A angústia, a vergonha, o espanto e a raiva extrema eclodiram, com espasmos pelo rosto e pelos braços de Sigmund.
Von Rosenberg foi rápido e rasgou a garganta de Frida, eliminando qualquer possibilidade de um filho bastardo com uma camponesa que pudesse vir a ameaçar seus herdeiros legítimos. Lançou-se para matar o rapaz, que não deveria ter visto nada. Pretendera atribuir o crime a algum bárbaro, ladrão ou demônio. A testemunha precisava ter a vida encerrada, apesar de seu prodigioso potencial.
Todavia, como se fosse um movimento de Leovigild, Karl não enxergou nada: uma esquiva e a cabeça de um dos mais renomados cavaleiros do barão de Salzburgo despencara, seguida pelo restante do corpo.
O rapaz liberou um urro inaudível, escancarando a boca trêmula sem que qualquer som saísse. Não havia escolha, a não ser correr em desespero de volta para o bosque. Seria acusado pelo assassinato de sua mãe e do cavaleiro! Justamente as pessoas que mais amara. Leovigild, àquela altura, seria o único capaz de ajudá-lo.
"Ele estava certo, aquele desgraçado! Ele não mentiu.
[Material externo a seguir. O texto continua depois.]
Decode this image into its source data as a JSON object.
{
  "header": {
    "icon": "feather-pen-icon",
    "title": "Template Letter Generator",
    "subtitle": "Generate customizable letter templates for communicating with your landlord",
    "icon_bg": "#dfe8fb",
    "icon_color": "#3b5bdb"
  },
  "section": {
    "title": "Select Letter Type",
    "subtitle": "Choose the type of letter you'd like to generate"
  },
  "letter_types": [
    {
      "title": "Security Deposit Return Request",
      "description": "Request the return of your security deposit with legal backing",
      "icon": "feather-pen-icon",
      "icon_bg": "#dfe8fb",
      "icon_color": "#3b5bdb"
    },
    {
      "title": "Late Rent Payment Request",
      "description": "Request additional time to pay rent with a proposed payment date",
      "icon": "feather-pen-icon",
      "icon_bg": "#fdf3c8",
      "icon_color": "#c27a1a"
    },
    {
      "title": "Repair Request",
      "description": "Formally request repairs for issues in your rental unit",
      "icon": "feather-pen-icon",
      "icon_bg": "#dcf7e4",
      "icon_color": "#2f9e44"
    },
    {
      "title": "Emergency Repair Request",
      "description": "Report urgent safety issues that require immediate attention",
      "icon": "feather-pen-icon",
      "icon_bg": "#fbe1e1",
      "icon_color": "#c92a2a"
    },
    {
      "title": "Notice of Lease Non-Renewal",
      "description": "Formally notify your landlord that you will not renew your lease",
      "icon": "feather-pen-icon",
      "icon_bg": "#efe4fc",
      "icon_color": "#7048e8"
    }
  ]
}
Será que estou diante de um terrível mago das trevas, que arruinou a minha vida e irá me submeter à escravidão em troca da minha sobrevivência? Eu só nasci mesmo para sobreviver. Logo os cavaleiros do castelo virão me buscar, ávidos pela cabeça do camponês que assassinou Karl von Rosenberg, um monstro que não poupou nem sua própria mãe, pisando em cima da boa vontade e do carinho de um homem honrado! Mas se Leovigild sabia de tudo, por que nada fez? Aquele velho nunca vai me amparar", só que as palavras de desprezo e as broncas eram as únicas coisas que lhe permitiam desviar o pensamento do terror da morte certa e direcioná-lo, por alguns instantes, para a pureza da raiva. "A forca, a fogueira, o empalamento… qual a pior pena para o assassinato de um cavaleiro do barão de Salzburgo? E a minha mãe? Mal consigo pensar no sofrimento dela agora. Estou preocupado demais comigo mesmo e com a minha solidão. Tenho que fugir!
Ah, se tivesse um pai! Mas nunca tive um. Nunca terei um. Será um castigo de Deus pelo fato de ter renegado o único Pai que realmente existe? E se Ele existe, por que é tão indiferente? Por que não socorre seus filhos?" Faltava-lhe ar. Precisava devorar o vento. Já percorrera distâncias maiores e a uma velocidade superior, mas era diferente. Não sofrera, em ocasiões anteriores, com a visão quase constante do rosto aflito e molhado da mãe, carregado de humilhações, e que em sua imaginação se retorcia com ódio por todos os homens, inclusive pelo próprio filho, que prometera protegê-la e nada fizera.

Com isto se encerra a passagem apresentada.